III. RAZÕES DE DECIDIR
3. A ilegitimidade ativa da União foi suscitada em sede de exceção de pré-executividade, mas já havia sido decidida nos autos da execução fiscal, sem interposição de recurso, operando-se a preclusão consumativa, nos termos dos arts. 505 e 507 do CPC.
4. Ainda que se trate de matéria de ordem pública, a jurisprudência do STJ reconhece que, se enfrentada e não impugnada oportunamente, opera-se a preclusão.
5. No mérito, a cobrança decorre de glosa de valor deduzido indevidamente na DAA/2005 (ano-calendário 2004), não se tratando de imposto retido na fonte por autarquia estadual, mas de lançamento de ofício efetuado pela Receita Federal.
6. A tese fixada pelo STF no Tema 364 da repercussão geral (RE 607.886) não se aplica à hipótese, pois esta não trata de valores efetivamente retidos por ente estadual, mas de diferença lançada por inconsistência na declaração.
7. A competência da Justiça Federal permanece, nos termos do art. 109, I, da CF, por se tratar de execução fiscal promovida pela União.
8. Quanto ao mérito, a ausência de comprovação documental idônea do efetivo recolhimento ou retenção do valor glosado impede o reconhecimento da inexigibilidade do crédito tributário.
9. A presunção de legitimidade da certidão de dívida ativa (CDA), nos termos do art. 204 do CTN, não foi ilidida.

IV. DISPOSITIVO E TESE
10. Recurso de apelação desprovido.

Tese de julgamento:
"1. A ilegitimidade ativa da União para promover execução fiscal de IRPF decorrente de glosa em declaração anual configura matéria de ordem pública, mas sujeita à preclusão consumativa quando já decidida nos autos sem interposição de recurso. 2. Não se aplica o Tema 364/STF à cobrança de diferença de IRPF apurada por glosa de deduções em declaração de ajuste anual, não havendo retenção na fonte por ente estadual. 3. A ausência de comprovação da efetiva retenção ou recolhimento do imposto de renda declarado legitima o lançamento suplementar de ofício pela Receita Federal."

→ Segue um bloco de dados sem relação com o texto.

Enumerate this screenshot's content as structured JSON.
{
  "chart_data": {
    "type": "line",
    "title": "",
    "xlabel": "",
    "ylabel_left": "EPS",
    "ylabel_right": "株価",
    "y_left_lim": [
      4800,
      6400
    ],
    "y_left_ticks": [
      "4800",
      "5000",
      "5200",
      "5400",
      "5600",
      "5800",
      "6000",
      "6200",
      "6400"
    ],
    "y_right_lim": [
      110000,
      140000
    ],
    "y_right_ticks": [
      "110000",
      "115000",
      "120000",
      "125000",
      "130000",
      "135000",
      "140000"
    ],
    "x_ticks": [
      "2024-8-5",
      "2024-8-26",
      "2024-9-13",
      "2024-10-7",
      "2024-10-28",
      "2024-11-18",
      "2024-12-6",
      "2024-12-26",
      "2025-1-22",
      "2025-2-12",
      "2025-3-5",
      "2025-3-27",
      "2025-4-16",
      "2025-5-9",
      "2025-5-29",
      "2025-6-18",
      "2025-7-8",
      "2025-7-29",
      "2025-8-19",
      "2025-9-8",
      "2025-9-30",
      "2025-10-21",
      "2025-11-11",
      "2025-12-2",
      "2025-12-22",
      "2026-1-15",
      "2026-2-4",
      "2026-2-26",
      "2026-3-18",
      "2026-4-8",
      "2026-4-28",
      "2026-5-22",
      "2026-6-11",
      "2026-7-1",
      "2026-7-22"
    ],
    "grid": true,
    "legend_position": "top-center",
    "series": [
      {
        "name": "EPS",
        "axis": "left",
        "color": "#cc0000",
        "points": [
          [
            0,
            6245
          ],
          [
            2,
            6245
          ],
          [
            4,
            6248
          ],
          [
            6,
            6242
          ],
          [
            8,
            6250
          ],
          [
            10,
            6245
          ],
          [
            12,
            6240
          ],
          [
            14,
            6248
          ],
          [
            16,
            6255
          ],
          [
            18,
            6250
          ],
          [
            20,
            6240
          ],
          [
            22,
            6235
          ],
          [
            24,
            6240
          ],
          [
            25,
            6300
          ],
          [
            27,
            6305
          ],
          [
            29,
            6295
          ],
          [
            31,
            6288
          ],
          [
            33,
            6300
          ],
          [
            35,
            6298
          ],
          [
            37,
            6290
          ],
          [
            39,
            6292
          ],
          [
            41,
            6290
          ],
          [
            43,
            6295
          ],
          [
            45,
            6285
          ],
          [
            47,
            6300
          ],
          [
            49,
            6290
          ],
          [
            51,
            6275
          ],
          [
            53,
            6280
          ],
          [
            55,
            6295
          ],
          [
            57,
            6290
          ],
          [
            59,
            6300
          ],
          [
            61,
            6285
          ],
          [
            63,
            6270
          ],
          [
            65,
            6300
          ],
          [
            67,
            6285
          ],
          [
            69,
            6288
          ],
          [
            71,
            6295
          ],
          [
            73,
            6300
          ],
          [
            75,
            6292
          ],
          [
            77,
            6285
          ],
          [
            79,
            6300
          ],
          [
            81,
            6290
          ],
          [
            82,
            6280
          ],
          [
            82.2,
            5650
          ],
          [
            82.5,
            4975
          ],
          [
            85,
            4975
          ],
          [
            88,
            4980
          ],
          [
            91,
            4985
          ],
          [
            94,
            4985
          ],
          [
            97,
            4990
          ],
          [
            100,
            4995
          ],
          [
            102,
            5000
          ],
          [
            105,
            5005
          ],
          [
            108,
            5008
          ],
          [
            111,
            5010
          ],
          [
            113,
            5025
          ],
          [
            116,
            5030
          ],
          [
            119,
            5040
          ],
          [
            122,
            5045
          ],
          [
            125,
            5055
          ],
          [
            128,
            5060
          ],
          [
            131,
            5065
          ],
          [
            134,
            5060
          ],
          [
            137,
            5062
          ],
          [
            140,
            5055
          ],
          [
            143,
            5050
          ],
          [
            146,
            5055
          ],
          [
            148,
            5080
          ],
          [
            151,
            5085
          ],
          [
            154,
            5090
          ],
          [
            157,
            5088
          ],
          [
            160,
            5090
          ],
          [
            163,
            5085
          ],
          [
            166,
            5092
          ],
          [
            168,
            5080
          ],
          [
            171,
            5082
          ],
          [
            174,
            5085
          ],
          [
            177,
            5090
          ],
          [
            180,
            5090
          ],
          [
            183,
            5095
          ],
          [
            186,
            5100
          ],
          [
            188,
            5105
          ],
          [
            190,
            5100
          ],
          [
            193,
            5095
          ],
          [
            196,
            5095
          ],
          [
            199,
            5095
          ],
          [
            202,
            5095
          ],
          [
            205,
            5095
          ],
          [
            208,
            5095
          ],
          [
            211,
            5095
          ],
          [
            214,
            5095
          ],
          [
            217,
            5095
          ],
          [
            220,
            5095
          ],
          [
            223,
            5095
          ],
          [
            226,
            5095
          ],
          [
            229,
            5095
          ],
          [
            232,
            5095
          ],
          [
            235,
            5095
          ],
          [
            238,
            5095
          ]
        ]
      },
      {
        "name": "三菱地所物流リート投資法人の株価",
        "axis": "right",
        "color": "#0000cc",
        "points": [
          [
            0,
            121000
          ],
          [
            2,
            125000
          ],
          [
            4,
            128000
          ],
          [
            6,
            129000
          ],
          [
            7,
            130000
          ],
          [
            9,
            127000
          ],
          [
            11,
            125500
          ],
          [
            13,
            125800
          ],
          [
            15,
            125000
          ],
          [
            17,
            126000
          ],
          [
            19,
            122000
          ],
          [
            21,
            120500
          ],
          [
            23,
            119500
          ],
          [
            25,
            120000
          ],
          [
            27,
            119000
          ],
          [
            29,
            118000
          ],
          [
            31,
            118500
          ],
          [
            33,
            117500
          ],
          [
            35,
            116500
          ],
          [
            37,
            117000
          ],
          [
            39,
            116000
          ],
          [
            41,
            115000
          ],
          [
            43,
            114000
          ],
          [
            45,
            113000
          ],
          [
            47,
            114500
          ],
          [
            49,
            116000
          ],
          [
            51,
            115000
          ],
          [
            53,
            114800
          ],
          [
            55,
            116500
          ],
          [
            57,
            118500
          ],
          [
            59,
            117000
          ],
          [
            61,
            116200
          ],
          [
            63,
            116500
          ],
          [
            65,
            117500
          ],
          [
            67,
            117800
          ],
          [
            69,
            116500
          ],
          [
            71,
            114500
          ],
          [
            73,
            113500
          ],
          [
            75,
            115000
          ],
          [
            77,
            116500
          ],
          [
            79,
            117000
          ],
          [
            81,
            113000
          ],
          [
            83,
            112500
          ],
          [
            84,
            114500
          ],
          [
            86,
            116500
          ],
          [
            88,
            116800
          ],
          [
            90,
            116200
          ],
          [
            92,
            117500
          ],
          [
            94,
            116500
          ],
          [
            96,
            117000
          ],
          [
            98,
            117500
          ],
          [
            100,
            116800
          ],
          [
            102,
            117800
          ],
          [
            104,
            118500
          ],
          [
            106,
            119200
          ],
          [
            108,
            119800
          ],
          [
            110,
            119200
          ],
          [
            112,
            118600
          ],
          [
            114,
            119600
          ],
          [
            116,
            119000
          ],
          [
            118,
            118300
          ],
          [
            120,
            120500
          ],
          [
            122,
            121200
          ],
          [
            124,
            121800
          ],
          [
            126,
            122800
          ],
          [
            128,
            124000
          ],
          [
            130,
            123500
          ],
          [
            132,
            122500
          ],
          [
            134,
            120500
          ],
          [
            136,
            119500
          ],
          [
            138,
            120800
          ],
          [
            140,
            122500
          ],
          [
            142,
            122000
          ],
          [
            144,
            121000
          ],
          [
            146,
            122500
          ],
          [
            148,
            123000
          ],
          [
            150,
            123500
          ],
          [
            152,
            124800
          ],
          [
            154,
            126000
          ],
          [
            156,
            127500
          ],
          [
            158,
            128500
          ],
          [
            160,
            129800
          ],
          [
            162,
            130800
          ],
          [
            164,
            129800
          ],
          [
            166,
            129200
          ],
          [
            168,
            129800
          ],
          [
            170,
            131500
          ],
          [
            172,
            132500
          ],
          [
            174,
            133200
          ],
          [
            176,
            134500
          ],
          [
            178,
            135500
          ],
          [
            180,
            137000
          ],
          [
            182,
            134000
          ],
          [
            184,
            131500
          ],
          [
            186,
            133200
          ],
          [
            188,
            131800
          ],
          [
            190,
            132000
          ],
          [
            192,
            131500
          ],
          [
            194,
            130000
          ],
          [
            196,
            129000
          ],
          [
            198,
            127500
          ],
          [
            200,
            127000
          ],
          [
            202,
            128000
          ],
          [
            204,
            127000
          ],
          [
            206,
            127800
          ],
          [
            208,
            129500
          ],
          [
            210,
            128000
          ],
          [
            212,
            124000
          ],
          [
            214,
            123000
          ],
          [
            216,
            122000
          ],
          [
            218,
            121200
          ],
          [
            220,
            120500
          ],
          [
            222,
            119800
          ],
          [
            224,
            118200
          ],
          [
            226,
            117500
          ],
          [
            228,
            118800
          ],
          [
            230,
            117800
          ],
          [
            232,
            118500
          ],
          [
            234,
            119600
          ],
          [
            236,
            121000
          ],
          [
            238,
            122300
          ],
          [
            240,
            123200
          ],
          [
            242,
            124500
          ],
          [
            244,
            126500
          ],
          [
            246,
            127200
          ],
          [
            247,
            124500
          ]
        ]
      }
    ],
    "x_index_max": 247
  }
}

Legislação relevante citada: CF/1988, arts. 109, I, e 157, I; CPC, arts. 487, I; 505; 507; CTN, arts. 142 e 204.

Jurisprudência relevante citada: STF, RE 607.886, Rel. Min. Marco Aurélio, Tribunal Pleno, j. 17.05.2021, Tema 364/STF; STJ, AgInt no AREsp 1705702/DF, Rel. Min. Herman Benjamin, Segunda Turma, j. 24.02.2021, DJe 01.03.2021; AgInt no AREsp 1755240/RS, Rel. Min. Ricardo Villas Bôas Cueva, Terceira Turma, j. 16.11.2021, DJe 22.11.2021; AgInt no AREsp 986.399/SP, Rel. Min. Marco Buzzi, Quarta Turma, DJe 22.03.2018.


  ACÓRDÃO

Vistos e relatados estes autos em que são partes as acima indicadas, a Terceira Turma, por unanimidade, negou provimento à apelação, nos termos do relatório e voto que ficam fazendo parte integrante do presente julgado.